Ways to Self-Soothe Include:
Self-soothing is unique to each person, just as any other preference is unique to each person. There are dozens and dozens of healthy options — explore a variety of different options to see what works best for you. Some ideas to try include:
- Listening to music that matches your mood – if you are feeling sad, listen to music that will help you express that sadness.
- Sing to yourself (even if this means making up your own songs, or singing sounds), or play musical instruments as a way of expressing your feelings.
- Wrap yourself up in your favorite comfy clothes or in a warm blanket and snuggle up somewhere safe, quiet, and protected.
- Hold or hug a pet, a stuffie, or a pillow.
- Sit close to someone safe. Lean against their shoulder, or find some way to have physical contact that is in no way sexualized or dangerous.
- Sip on your favorite tea, or any other gentle beverage, and treat yourself to a few simple snacks that are not heavy, but are tasty and nutritious.
- Rock in a rocking chair, or sit in a swing, and let the movement relax and calm you.

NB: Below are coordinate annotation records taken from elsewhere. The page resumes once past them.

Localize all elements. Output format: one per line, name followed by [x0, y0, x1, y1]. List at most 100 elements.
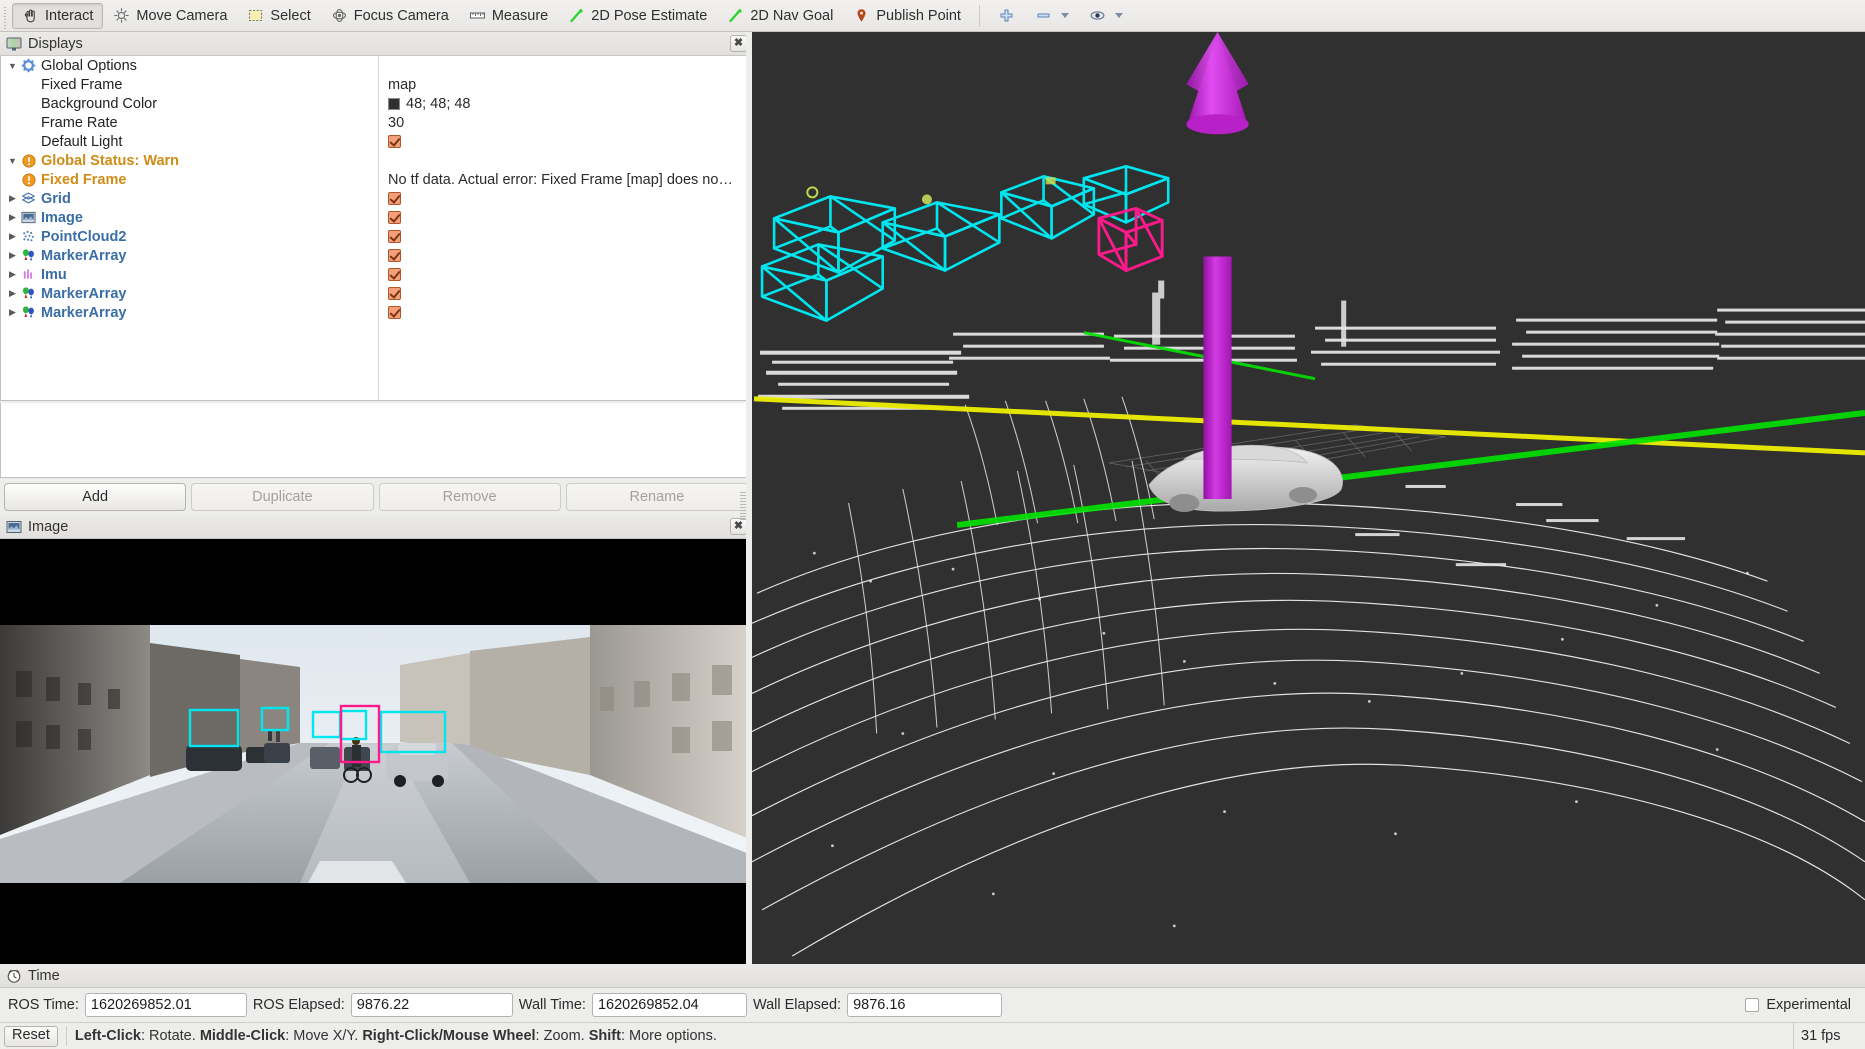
tree-row[interactable]: MarkerArray — [1, 246, 751, 265]
nav-goal-icon — [727, 7, 744, 24]
tree-row[interactable]: MarkerArray — [1, 303, 751, 322]
tree-row-value[interactable] — [378, 306, 751, 319]
camera-frame — [0, 625, 752, 883]
wall-time-input[interactable] — [591, 993, 747, 1017]
time-fields-row: ROS Time: ROS Elapsed: Wall Time: Wall E… — [0, 988, 1865, 1022]
tree-row[interactable]: Frame Rate 30 — [1, 113, 751, 132]
tree-row[interactable]: Fixed Frame map — [1, 75, 751, 94]
tool-label: 2D Pose Estimate — [591, 7, 708, 24]
tree-row[interactable]: MarkerArray — [1, 284, 751, 303]
tree-item-label: MarkerArray — [41, 285, 127, 302]
status-separator — [65, 1026, 67, 1046]
reset-button[interactable]: Reset — [4, 1025, 58, 1047]
toolbar-drag-handle[interactable] — [2, 2, 10, 29]
add-button[interactable]: Add — [4, 483, 187, 511]
marker-sphere — [921, 194, 932, 205]
tree-row-value[interactable]: 30 — [378, 115, 751, 131]
close-icon[interactable]: ✖ — [730, 35, 747, 52]
tree-row[interactable]: Imu — [1, 265, 751, 284]
tree-row-value[interactable]: map — [378, 77, 751, 93]
clock-icon — [6, 968, 22, 984]
ros-time-input[interactable] — [84, 993, 247, 1017]
property-editor-area[interactable] — [0, 403, 752, 478]
enable-checkbox[interactable] — [388, 230, 401, 243]
tree-row-value[interactable] — [378, 268, 751, 281]
rename-button[interactable]: Rename — [565, 483, 748, 511]
main-body: Displays ✖ Global OptionsFixed FramemapB… — [0, 32, 1865, 964]
splitter-grip[interactable] — [740, 492, 746, 522]
enable-checkbox[interactable] — [388, 306, 401, 319]
duplicate-button[interactable]: Duplicate — [191, 483, 374, 511]
enable-checkbox[interactable] — [388, 249, 401, 262]
detection-box-car — [188, 708, 240, 748]
experimental-toggle[interactable]: Experimental — [1745, 997, 1857, 1013]
tree-row[interactable]: Fixed Frame No tf data. Actual error: Fix… — [1, 170, 751, 189]
enable-checkbox[interactable] — [388, 287, 401, 300]
grid-icon — [20, 191, 37, 207]
chevron-right-icon[interactable] — [5, 231, 20, 242]
enable-checkbox[interactable] — [388, 192, 401, 205]
tool-2d-pose-estimate[interactable]: 2D Pose Estimate — [558, 3, 717, 29]
warning-icon — [20, 172, 37, 188]
enable-checkbox[interactable] — [388, 135, 401, 148]
tree-row-value[interactable] — [378, 249, 751, 262]
enable-checkbox[interactable] — [388, 268, 401, 281]
tree-row-name: Fixed Frame — [1, 77, 378, 93]
tree-row-value[interactable] — [378, 287, 751, 300]
visibility-button[interactable] — [1079, 3, 1133, 29]
chevron-right-icon[interactable] — [5, 193, 20, 204]
tree-row-name: PointCloud2 — [1, 229, 378, 245]
tool-2d-nav-goal[interactable]: 2D Nav Goal — [717, 3, 843, 29]
3d-render-view[interactable] — [752, 32, 1865, 964]
tree-row[interactable]: Image — [1, 208, 751, 227]
marker-icon — [20, 286, 37, 302]
displays-tree[interactable]: Global OptionsFixed FramemapBackground C… — [0, 56, 752, 401]
chevron-right-icon[interactable] — [5, 307, 20, 318]
tree-row[interactable]: Global Status: Warn — [1, 151, 751, 170]
tree-row-value[interactable] — [378, 192, 751, 205]
tree-row-value[interactable] — [378, 211, 751, 224]
remove-button[interactable]: Remove — [378, 483, 561, 511]
tree-row-value[interactable] — [378, 230, 751, 243]
tool-publish-point[interactable]: Publish Point — [843, 3, 971, 29]
marker-cube — [1045, 177, 1056, 185]
left-dock: Displays ✖ Global OptionsFixed FramemapB… — [0, 32, 752, 964]
tree-row[interactable]: Global Options — [1, 56, 751, 75]
tree-row[interactable]: Background Color 48; 48; 48 — [1, 94, 751, 113]
tool-measure[interactable]: Measure — [459, 3, 558, 29]
enable-checkbox[interactable] — [388, 211, 401, 224]
chevron-down-icon[interactable] — [1114, 13, 1123, 18]
tree-row-value[interactable] — [378, 135, 751, 148]
tree-item-label: PointCloud2 — [41, 228, 127, 245]
tree-row[interactable]: Default Light — [1, 132, 751, 151]
mouse-hint-text: Left-Click: Rotate. Middle-Click: Move X… — [75, 1028, 717, 1044]
tool-label: Move Camera — [136, 7, 228, 24]
tree-row-value[interactable]: No tf data. Actual error: Fixed Frame [m… — [378, 172, 751, 188]
tool-select[interactable]: Select — [237, 3, 320, 29]
tool-move-camera[interactable]: Move Camera — [103, 3, 237, 29]
tool-focus-camera[interactable]: Focus Camera — [321, 3, 459, 29]
ros-elapsed-input[interactable] — [350, 993, 513, 1017]
tree-item-label: Fixed Frame — [41, 171, 127, 188]
chevron-right-icon[interactable] — [5, 250, 20, 261]
chevron-right-icon[interactable] — [5, 212, 20, 223]
chevron-down-icon[interactable] — [5, 156, 20, 166]
tree-row[interactable]: PointCloud2 — [1, 227, 751, 246]
pointcloud-icon — [20, 229, 37, 245]
camera-image-view[interactable] — [0, 539, 752, 964]
tool-interact[interactable]: Interact — [12, 2, 104, 29]
property-value: No tf data. Actual error: Fixed Frame [m… — [388, 171, 733, 188]
chevron-right-icon[interactable] — [5, 269, 20, 280]
add-tool-button[interactable] — [988, 3, 1025, 29]
wall-elapsed-input[interactable] — [847, 993, 1003, 1017]
tree-row[interactable]: Grid — [1, 189, 751, 208]
experimental-checkbox[interactable] — [1745, 998, 1760, 1012]
chevron-down-icon[interactable] — [5, 61, 20, 71]
tree-row-value[interactable]: 48; 48; 48 — [378, 96, 751, 112]
hand-icon — [22, 7, 39, 24]
detection-box-car — [311, 710, 342, 739]
chevron-down-icon[interactable] — [1060, 13, 1069, 18]
tree-row-name: Frame Rate — [1, 115, 378, 131]
remove-tool-button[interactable] — [1025, 3, 1079, 29]
chevron-right-icon[interactable] — [5, 288, 20, 299]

- Walk slowly or sit quietly in areas of nature that are beautiful and inspirational.
- Make your room, or your home feel particularly cozy – have nice smelling candles, or soft lighting, or bring out your favorite treasures to look at, sit by a calming fireplace (not for injury purposes! But yes, sitting by a warm fireplace can be very beautiful and calming). If you need to clean up an area first, that is ok, because it is important to be in an area that you can feel calm and quieted.
- Take a warm shower or a warm bath, using very nice smelling soaps and body washes. Dry off with your favorite most soft towels. The more you can make this a “spa-like” experience, the better.
- Bring in fresh flowers, or fresh greenery, or pretty leaves. Looking at something beautiful from nature, even while you are indoors, can be calming and soothing.
- Allow yourself to cry, uninterrupted, when the feelings come. Crying really is allowed, it really is ok, and it is a natural expression for pain. Use soft tissues, and don’t punish yourself for having real human emotions. Give yourself permission to feel, permission to heal, and permission to respond naturally to your pain. The more you can express your emotions in natural ways, the healthier you are.
Trauma survivors — you really can help yourself to feel better without bringing more pain and injury to yourself. The key is to surround yourself with lots of nice, positive moments that help you feel better through the course of the day. Practice self-soothing every single day, especially on painful days. It will get easier, even when if it doesn’t feel easy or natural to you at first. You can learn this, and when you do, it will make a huge difference in your life.